Croatia and its borders: Cultural and civilizational circles

13 Março 2026, 14:00 Albertina Knezevic

Croatia is a Central European, Mediterranean and Danube country - a position at the intersection of different geographical regions.

Cultural and civilizational circles that influenced Croatia:

1) Central European - Catholicism, Protestantism and Judaism, German language

2) Mediterranean - Catholicism and Italian language

3) Southeastern European - Balkan - Orthodoxy and Islam

The borderline position of Croatian literature (Border literature/Edge literature)

Three aspects of borderland:

-geopolitical position of the country

-linguistic border

-civilizational border

Geopolitical position of the country:

On the border of the Slavic world

On the border of the Christian world

On the border of the Islamic world

Linguistic border (Bilingualism and multilingualism)

Civilizational border (East and West/North and South)

Overcoming the borders






Student presentations

4 Março 2026, 14:00 Albertina Knezevic

Students presented their observations on border literature and examples from Croatian literature


Predrag Matvejević: Mediterranean Breviary

27 Fevereiro 2026, 14:00 Albertina Knezevic


Mediterranean culture has very deep roots; it is a very vital culture, one of the most beautiful that has ever appeared on earth. 

For the purposes of the "Breviary" he traveled the Mediterranean three times, the first time literally, the second time using old maps, and the third time reading old dictionaries, diaries and travelogues. Hence the three parts of the book: Breviary, Maps and Glossary.

In the Mediterranean Breviary, we read about port captaincies, about architecture, about the borders outlined by the culture of the olive tree, about the transition of nature into history and art, about the spread of certain religions, about the paths of eels, about waves and piers, he records the destinies and stories that are stored in nautical lexicons, he records the language, jargons and speeches that change in time and space: chiacchiera, ciacola and ćakula, scirocco, šilok and širo, neve, nevera and neverin, barca, barcon, barcosa, barcuius, bragoč…

Matvejević tries to encompass the Mediterranean, to surrender to the charm of this word, but also to strictly define its meanings, and to draw boundaries and establish boundaries. He follows various Mediterranean paths, the paths of amber and Sephardic Jews, grapevines and riverbeds.


 



Ivo Andrić: The Bridge on the Drina

25 Fevereiro 2026, 14:00 Albertina Knezevic

The Balkan or Eastern Question is a set of problems that arose from the political and economic instability in the Ottoman Empire from the late 18th century until the formation of modern Turkey in 1923, and the strategic and political competition of the European great powers.

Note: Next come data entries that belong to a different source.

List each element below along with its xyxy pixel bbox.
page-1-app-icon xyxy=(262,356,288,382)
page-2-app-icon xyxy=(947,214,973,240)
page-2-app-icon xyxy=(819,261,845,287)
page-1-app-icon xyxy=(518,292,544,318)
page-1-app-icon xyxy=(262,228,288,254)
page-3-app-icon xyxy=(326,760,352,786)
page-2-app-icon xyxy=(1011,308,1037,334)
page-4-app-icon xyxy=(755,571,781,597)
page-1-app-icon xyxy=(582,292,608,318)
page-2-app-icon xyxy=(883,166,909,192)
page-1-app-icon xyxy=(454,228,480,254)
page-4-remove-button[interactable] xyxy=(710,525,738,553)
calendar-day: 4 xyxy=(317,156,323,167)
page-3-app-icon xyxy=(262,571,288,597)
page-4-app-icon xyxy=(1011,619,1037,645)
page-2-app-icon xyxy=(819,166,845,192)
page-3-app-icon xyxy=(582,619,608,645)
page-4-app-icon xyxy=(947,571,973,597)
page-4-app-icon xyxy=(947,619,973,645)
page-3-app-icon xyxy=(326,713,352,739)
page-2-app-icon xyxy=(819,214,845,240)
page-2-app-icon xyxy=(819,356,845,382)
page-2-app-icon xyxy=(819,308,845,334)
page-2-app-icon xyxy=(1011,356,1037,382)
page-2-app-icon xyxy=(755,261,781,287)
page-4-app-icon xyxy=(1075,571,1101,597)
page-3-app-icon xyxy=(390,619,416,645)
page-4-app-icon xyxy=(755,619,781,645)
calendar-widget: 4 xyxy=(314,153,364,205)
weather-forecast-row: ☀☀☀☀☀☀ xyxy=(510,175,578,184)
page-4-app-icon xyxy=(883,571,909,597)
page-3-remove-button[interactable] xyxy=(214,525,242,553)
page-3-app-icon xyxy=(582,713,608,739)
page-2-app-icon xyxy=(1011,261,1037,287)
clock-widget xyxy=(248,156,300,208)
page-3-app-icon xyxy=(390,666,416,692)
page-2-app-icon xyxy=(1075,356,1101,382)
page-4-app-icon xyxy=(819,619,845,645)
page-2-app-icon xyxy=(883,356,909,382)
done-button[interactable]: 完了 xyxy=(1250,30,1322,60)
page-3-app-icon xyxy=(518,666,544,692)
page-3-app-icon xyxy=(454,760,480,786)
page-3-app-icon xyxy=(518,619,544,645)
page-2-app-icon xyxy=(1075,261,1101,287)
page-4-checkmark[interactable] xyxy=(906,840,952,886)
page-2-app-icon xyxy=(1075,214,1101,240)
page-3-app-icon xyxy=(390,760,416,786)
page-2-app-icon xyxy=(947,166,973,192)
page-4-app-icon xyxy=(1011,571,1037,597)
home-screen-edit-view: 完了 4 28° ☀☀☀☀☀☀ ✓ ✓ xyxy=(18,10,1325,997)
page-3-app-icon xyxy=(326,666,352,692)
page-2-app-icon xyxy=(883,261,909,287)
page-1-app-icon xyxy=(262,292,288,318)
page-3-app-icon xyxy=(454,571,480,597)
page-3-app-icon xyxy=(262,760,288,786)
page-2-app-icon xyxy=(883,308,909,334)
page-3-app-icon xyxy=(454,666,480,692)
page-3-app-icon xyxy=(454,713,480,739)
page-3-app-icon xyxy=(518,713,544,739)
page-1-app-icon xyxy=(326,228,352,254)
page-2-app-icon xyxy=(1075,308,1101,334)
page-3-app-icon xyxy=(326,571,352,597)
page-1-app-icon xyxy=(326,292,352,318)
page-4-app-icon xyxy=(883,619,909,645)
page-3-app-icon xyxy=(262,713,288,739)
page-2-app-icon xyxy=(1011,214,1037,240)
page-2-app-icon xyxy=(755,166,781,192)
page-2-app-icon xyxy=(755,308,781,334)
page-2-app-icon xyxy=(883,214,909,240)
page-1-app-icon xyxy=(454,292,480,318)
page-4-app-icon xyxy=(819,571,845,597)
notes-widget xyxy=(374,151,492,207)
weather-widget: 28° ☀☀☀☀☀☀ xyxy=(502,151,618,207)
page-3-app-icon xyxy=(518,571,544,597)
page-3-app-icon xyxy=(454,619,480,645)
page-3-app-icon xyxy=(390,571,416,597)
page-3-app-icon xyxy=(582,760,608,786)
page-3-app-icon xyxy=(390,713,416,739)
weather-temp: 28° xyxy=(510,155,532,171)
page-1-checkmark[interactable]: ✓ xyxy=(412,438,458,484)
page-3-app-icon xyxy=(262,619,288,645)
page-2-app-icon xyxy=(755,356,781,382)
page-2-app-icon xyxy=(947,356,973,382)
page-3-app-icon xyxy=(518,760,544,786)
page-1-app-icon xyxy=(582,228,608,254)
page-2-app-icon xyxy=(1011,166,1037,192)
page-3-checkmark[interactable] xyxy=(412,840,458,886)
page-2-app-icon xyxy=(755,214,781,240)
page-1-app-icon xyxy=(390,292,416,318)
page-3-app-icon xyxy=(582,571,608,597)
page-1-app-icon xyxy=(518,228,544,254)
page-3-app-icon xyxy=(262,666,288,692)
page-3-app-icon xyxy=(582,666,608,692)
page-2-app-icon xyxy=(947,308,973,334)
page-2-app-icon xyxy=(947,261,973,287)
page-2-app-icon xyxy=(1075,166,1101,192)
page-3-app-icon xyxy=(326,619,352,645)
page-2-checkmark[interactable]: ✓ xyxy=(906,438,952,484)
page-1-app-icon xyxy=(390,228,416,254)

Congress of Berlin and Treaty of Berlin - Austria-Hungary gained the right to occupy Bosnia and Herzegovina.

Sarajevo assassination, June 28, 1914, in Sarajevo, the capital of then-occupied Bosnia and Herzegovina, Serbian terrorist Gavrilo Princip, a member of the Young Bosnia movement that planned the Serbian occupation of Bosnia, assassinated the Austro-Hungarian archduke, Franz Ferdinand -  the outbreak of World War I.

The Bridge on the Drina  - Historical novel - deals with the events and destinies of people related to the bridge on the Drina over four centuries, from 1516 to 1914.

In the novel, the bridge is a symbol of a solid structure that is eternally present, while human lives are transient.




Miroslav Krleža : The Return of Philip Latinovicz

20 Fevereiro 2026, 14:00 Albertina Knezevic

Krleža is one of writers who have described and analyzed the disintegration of the Austro-Hungarian Empire in their works. In Krleža, this "Austrian" theme also finds its expression in the accurate reproduction of the linguistic conditions in the higher circles of Agramer society, where, in addition to Croatian, German was predominantly spoken.

The Croatian-German mixture determines the linguistic structure of Krleža's novels. Krleža forever fixed the so-called "Zagreb German" ("Agramer-Deutsch"), which was used by Croatian officials, officers, entrepreneurs, or the entire Croatian "Glembaye community".

The literary horizons of Miroslav Krleža were as broad as those of any other author of his time. He was familiar with Western literature (with a particular fondness for Marcel Proust, Jean-Paul Sartre, Lord Byron and William Shakespeare), then Russian, Polish, Hungarian, South Slavic (with a dislike for Dostoevsky and Tolstoy, but also a secret love for Maxim Gorky) and, of course, above all German and Austrian literature.

These components form a special cultural structure on the basis of which we can characterize Krleža as a European author, as an author who thinks and writes at the height of European philosophical and artistic problems, while being deeply rooted in his own (Croatian, Pannonian, Yugoslav) soil, both in reality and spiritually.